The Information Technology-Business Processing Management (IT-BPM) sector is in need of 1.19 million new employees for this year alone, according to the Department of Labor and Employment (DOLE).
DOLE Secretary Rosalinda Baldoz herself has strongly urged graduating students and other first-time job seekers, including low- and semi-skilled returnee-OFWs (overseas Filipino workers), to join the IT-BPM sector.
She cited average pay in the sector that is higher than entry-level wages and experience that the prospective employees would gain and chance to plan their careers.
Alan Tanjusay, spokesman for the Trade Union Congress of the Philippines (TUCP) and advocacy officer of the Associated Labor Unions (ALU), welcomed the Labor chief’s “good news.”
“I hope it will become reality, not just jobs, but regular and permanent jobs that respect rightful wages,” he said.
Jose Sonny Matula, president of the Federation of Free Workers (FFW), said what Baldoz has announced was “great” news.
The FFW, he added, is hoping that the 1.19 million jobs will “truly happen.”
This employment opportunity belies assertion of some labor organizations that there are no jobs waiting for new graduates, Baldoz said.
Tanjusay said studies showed that job-skill mismatch is always the problem of fresh graduates who hunt for jobs right after graduation.
“Some say there are no jobs in the country. Wrong. In the IT-BPM sector alone, industry players target 1.19 million direct employment this year. The sector is very well poised to meet this target at the rate IT-BPM is growing, which is faster than the national economy’s growth rate,” Baldoz said.
According to her, the IT-BPM’s call center sub-sector alone anticipates about 225,000 employment this year, while the health outsourcing sub-sector is looking for about 100,000 workers to be hired in 2016.
The IT-IBM sector, she said, is “consistently identified as one of the country’s key employment generators (KEGs).”
“The IT-BPM sector is also recognized worldwide, not just for its ability to create and provide jobs, but more so for enabling government, other businesses and institutions to achieve higher productivity and competitiveness on a sustained basis,” Baldoz added.
Positions that are commonly offered in the IT-BPM sector are those for call centers, global in-house centers (GICs), IT outsourcing, healthcare outsourcing and creative outsourcing.
Positions in the call centers would be about IT help desks, technical support, financial services, healthcare support, sales, customer services, account receivables, online auction, direct response, taxi dispatch, employees/HR help desks and media entertainment.
For these positions, applicants must have multilingual skills: US English, Spanish, ANZ/UK English, Mandarin, Filipino, French, Japanese, Korean, Bahasa Malaya, Thai, Bahasa Indonesia, Singapore English and German.

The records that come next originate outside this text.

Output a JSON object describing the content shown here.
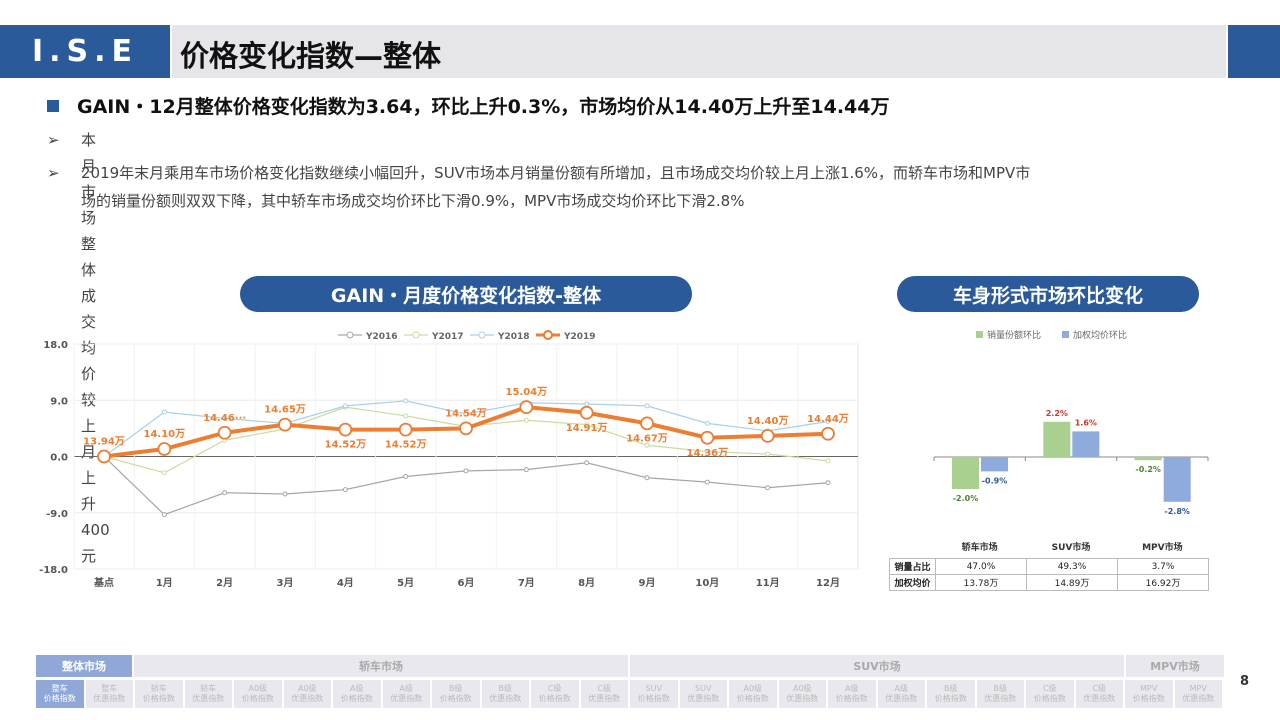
{
  "header": {
    "logo": "I.S.E",
    "title": "价格变化指数—整体"
  },
  "headline": "GAIN・12月整体价格变化指数为3.64，环比上升0.3%，市场均价从14.40万上升至14.44万",
  "bullets": [
    {
      "arrow": "➢",
      "line1": "本月市场整体成交均价较上月上升400元",
      "line2": ""
    },
    {
      "arrow": "➢",
      "line1": "2019年末月乘用车市场价格变化指数继续小幅回升，SUV市场本月销量份额有所增加，且市场成交均价较上月上涨1.6%，而轿车市场和MPV市",
      "line2": "场的销量份额则双双下降，其中轿车市场成交均价环比下滑0.9%，MPV市场成交均价环比下滑2.8%"
    }
  ],
  "left_pill": "GAIN・月度价格变化指数-整体",
  "right_pill": "车身形式市场环比变化",
  "chart_data": [
    {
      "type": "line",
      "title": "",
      "categories": [
        "基点",
        "1月",
        "2月",
        "3月",
        "4月",
        "5月",
        "6月",
        "7月",
        "8月",
        "9月",
        "10月",
        "11月",
        "12月"
      ],
      "ylim": [
        -18.0,
        18.0
      ],
      "yticks": [
        "18.0",
        "9.0",
        "0.0",
        "-9.0",
        "-18.0"
      ],
      "grid": true,
      "legend": "top",
      "series": [
        {
          "name": "Y2016",
          "color": "#a6a6a6",
          "values": [
            0,
            -9.3,
            -5.8,
            -6.0,
            -5.3,
            -3.2,
            -2.3,
            -2.1,
            -1.0,
            -3.4,
            -4.1,
            -5.0,
            -4.2
          ]
        },
        {
          "name": "Y2017",
          "color": "#c9dca0",
          "values": [
            0,
            -2.6,
            2.6,
            4.4,
            7.9,
            6.5,
            4.8,
            5.8,
            5.1,
            1.8,
            0.8,
            0.4,
            -0.7
          ]
        },
        {
          "name": "Y2018",
          "color": "#a8d0ea",
          "values": [
            0,
            7.1,
            6.1,
            5.3,
            8.1,
            8.9,
            6.8,
            8.6,
            8.4,
            8.1,
            5.3,
            4.1,
            5.6
          ]
        },
        {
          "name": "Y2019",
          "color": "#ed7d31",
          "values": [
            0,
            1.2,
            3.8,
            5.1,
            4.3,
            4.3,
            4.5,
            7.9,
            7.0,
            5.3,
            3.0,
            3.3,
            3.64
          ],
          "labels": [
            "13.94万",
            "14.10万",
            "14.46···",
            "14.65万",
            "14.52万",
            "14.52万",
            "14.54万",
            "15.04万",
            "14.91万",
            "14.67万",
            "14.36万",
            "14.40万",
            "14.44万"
          ]
        }
      ]
    },
    {
      "type": "bar",
      "title": "",
      "categories": [
        "轿车市场",
        "SUV市场",
        "MPV市场"
      ],
      "legend": "top",
      "series": [
        {
          "name": "销量份额环比",
          "color": "#a9d08e",
          "values": [
            -2.0,
            2.2,
            -0.2
          ],
          "labels": [
            "-2.0%",
            "2.2%",
            "-0.2%"
          ]
        },
        {
          "name": "加权均价环比",
          "color": "#8faadc",
          "values": [
            -0.9,
            1.6,
            -2.8
          ],
          "labels": [
            "-0.9%",
            "1.6%",
            "-2.8%"
          ]
        }
      ],
      "table": {
        "rows": [
          {
            "label": "销量占比",
            "values": [
              "47.0%",
              "49.3%",
              "3.7%"
            ]
          },
          {
            "label": "加权均价",
            "values": [
              "13.78万",
              "14.89万",
              "16.92万"
            ]
          }
        ]
      }
    }
  ],
  "nav": {
    "categories": [
      {
        "label": "整体市场",
        "active": true
      },
      {
        "label": "轿车市场",
        "active": false
      },
      {
        "label": "SUV市场",
        "active": false
      },
      {
        "label": "MPV市场",
        "active": false
      }
    ],
    "subtabs": [
      "整车\n价格指数",
      "整车\n优惠指数",
      "轿车\n价格指数",
      "轿车\n优惠指数",
      "A0级\n价格指数",
      "A0级\n优惠指数",
      "A级\n价格指数",
      "A级\n优惠指数",
      "B级\n价格指数",
      "B级\n优惠指数",
      "C级\n价格指数",
      "C级\n优惠指数",
      "SUV\n价格指数",
      "SUV\n优惠指数",
      "A0级\n价格指数",
      "A0级\n优惠指数",
      "A级\n价格指数",
      "A级\n优惠指数",
      "B级\n价格指数",
      "B级\n优惠指数",
      "C级\n价格指数",
      "C级\n优惠指数",
      "MPV\n价格指数",
      "MPV\n优惠指数"
    ]
  },
  "page_number": "8"
}
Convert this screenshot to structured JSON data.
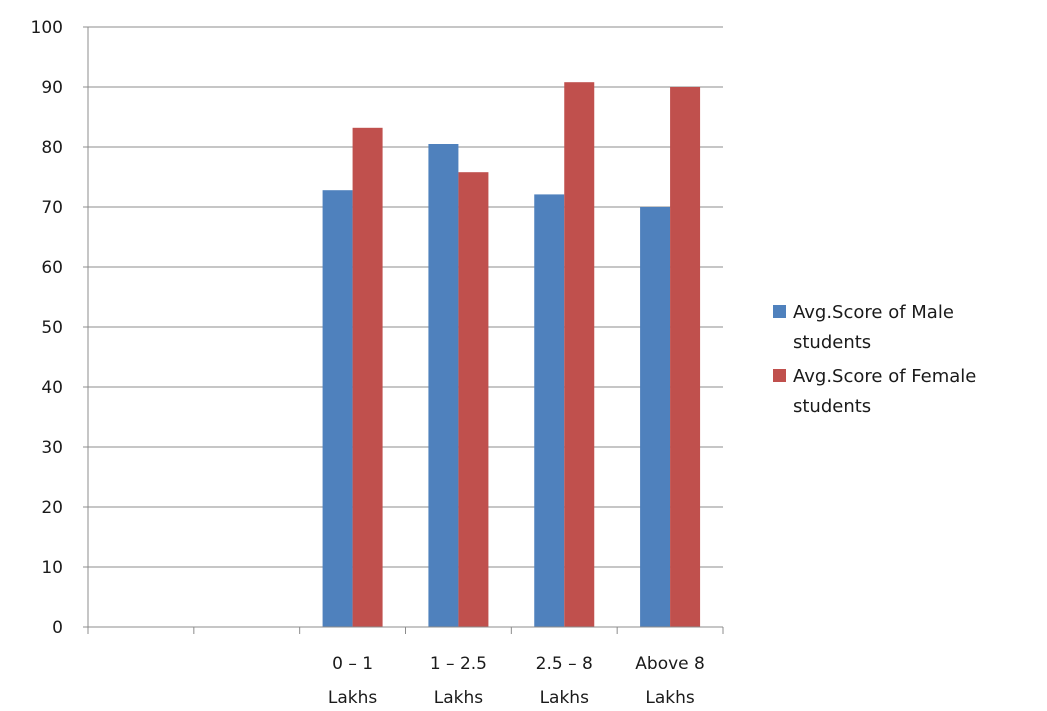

They must also have basic/functional skills: learning ability (verbal and numerical), English proficiency, perceptual speed and accuracy, problem- solving skills and computer literacy.
The GICs need applicants for customer services, banking and finance, Information Technology support, human relations, customer services, healthcare, marketing and sales, analytics, underwriting, actuarial, KPO, logistics, in-bound hotel reservation, procurement, accounts payable, back office and property services.